10 Easy Ways to Enhance Your LLM Wiki or Knowledge Base

The video presents ten practical enhancements to improve an LLM-powered wiki, making it more visual, interactive, and useful through tools like Obsidian plugins, diagram integrations, API deployment, trade journal cross-referencing, and spaced repetition flashcards. It also clarifies the difference between LLM wikis and Retrieval Augmented Generation, and provides open-source resources for viewers to customize and expand their own AI-driven knowledge bases.

In this video, the creator builds upon a previous tutorial where they demonstrated how to create an LLM-powered wiki using Claude code and Obsidian, focused on advanced trading techniques. The goal of this episode is to enhance the wiki by making it more visual, interactive, and practical for everyday use. The creator also addresses a common question about the difference between an LLM wiki and Retrieval Augmented Generation (RAG). They explain that while RAG uses embeddings and mathematical similarity to retrieve information from large datasets, the LLM wiki relies on the model reading a table of contents and selecting relevant pages based on titles and summaries, making it better suited for smaller, curated knowledge bases.

The video then introduces ten enhancements to improve the LLM wiki experience. The first few are built-in Obsidian features or community plugins, including graph view for visualizing connections between pages, canvas for creating spatial layouts and strategy maps, and data view for live-updating tables and dashboards. Other enhancements include Marp slides for turning wiki pages into presentations, Excalidraw for hand-drawn style diagrams, charts view for rendering various interactive charts, and Mermaid diagrams for flowcharts and decision trees—all aimed at making the knowledge base more dynamic and visually engaging.

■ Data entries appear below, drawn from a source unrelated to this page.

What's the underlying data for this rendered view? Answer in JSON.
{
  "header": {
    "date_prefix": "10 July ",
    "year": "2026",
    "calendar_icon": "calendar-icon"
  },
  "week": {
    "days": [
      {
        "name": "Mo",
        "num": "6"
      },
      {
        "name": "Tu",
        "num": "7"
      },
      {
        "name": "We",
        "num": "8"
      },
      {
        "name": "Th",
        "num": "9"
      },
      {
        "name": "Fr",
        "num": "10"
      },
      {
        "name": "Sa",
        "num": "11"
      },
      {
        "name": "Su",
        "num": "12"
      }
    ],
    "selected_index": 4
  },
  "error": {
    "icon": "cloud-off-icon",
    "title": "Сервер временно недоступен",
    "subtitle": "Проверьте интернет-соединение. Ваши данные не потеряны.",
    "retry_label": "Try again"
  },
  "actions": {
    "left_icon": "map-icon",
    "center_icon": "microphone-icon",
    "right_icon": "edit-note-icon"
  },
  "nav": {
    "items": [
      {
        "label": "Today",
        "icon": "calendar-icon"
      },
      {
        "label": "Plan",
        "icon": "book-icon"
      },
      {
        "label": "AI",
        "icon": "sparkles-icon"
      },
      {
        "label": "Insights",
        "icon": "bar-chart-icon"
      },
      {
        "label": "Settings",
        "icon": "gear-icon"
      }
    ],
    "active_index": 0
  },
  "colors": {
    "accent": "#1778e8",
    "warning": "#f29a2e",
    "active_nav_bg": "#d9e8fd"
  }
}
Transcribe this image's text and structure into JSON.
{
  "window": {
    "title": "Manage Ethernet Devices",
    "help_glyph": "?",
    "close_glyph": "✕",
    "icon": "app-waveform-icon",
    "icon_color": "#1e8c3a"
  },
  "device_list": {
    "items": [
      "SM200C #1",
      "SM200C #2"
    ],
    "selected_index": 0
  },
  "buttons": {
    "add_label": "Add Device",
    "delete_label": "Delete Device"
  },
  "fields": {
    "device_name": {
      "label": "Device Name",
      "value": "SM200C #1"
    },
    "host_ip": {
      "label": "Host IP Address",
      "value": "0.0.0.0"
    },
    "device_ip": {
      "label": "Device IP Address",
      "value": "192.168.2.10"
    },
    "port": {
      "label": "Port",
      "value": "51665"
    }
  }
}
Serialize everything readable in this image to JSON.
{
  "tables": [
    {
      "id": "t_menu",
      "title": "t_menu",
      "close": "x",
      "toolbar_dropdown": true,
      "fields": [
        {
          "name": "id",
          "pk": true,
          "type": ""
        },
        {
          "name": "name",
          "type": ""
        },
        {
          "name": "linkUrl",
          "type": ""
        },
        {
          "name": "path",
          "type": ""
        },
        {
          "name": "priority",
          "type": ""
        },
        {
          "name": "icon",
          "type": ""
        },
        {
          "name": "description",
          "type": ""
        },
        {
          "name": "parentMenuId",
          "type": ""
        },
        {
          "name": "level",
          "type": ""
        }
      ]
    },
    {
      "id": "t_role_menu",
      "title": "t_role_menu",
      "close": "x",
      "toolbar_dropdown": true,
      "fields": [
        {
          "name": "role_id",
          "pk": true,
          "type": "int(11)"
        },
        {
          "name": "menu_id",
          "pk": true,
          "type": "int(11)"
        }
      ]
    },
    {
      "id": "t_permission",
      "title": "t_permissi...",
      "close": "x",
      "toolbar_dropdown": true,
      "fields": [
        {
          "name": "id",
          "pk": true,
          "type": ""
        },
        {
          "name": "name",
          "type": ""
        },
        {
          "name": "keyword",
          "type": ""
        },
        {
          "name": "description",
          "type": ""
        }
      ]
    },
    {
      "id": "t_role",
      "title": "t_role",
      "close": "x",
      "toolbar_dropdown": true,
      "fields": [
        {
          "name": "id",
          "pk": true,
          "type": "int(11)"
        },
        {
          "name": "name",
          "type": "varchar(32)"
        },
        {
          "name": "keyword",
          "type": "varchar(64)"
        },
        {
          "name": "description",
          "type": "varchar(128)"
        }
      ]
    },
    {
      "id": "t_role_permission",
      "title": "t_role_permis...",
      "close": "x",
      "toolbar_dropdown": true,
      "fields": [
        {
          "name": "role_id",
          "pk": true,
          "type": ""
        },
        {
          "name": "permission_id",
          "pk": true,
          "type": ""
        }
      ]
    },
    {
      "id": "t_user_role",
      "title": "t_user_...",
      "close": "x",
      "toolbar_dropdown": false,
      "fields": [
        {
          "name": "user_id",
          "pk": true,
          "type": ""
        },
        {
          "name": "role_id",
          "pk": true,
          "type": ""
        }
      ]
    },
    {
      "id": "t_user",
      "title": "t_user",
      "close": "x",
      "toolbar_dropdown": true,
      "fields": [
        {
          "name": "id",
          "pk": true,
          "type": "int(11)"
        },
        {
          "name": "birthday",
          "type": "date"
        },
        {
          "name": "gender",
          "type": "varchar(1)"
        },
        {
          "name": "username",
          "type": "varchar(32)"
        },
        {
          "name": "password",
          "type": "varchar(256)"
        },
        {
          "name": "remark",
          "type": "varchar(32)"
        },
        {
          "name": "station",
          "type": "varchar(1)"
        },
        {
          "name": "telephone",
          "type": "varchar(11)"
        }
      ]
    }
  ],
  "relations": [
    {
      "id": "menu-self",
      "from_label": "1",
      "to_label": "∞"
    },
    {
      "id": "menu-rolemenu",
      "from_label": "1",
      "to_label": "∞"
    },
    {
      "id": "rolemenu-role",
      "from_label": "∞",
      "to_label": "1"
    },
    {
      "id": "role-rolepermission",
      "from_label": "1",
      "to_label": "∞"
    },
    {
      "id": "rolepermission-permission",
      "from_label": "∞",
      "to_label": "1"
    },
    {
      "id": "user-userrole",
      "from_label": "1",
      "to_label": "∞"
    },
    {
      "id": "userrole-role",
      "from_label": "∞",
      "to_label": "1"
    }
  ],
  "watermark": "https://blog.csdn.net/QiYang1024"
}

Further enhancements involve more technical setups, such as deploying an MCP server that exposes the wiki as an API accessible by multiple AI tools, not just Claude code. This allows for broader integration and collaboration, especially useful for teams. Another specialized feature is a trade journal cross-referencing system that links individual trade logs to theoretical concepts within the wiki, providing a practical bridge between theory and practice. This feature, while tailored for trading, can be adapted to other domains where journaling and cross-referencing are valuable.

The final enhancement discussed is the integration of spaced repetition flashcards using the Anki app or Obsidian’s spaced repetition plugin. This feature automatically generates flashcards from the wiki content, facilitating better memorization and learning of complex concepts. The creator demonstrates how Claude can format the wiki content into question-answer pairs suitable for flashcards, making the knowledge base not only a reference tool but also an educational resource.

To conclude, the creator shares that all the enhancements, templates, and code are available open source on their GitHub repository, TonebyStudio/LLM-Wiki. They encourage viewers to explore, customize, and expand upon these ideas to suit their own knowledge bases. The video emphasizes the potential of such interactive and evolving knowledge bases in various fields and invites the community to share their experiences and innovations in building and visualizing knowledge bases using AI tools.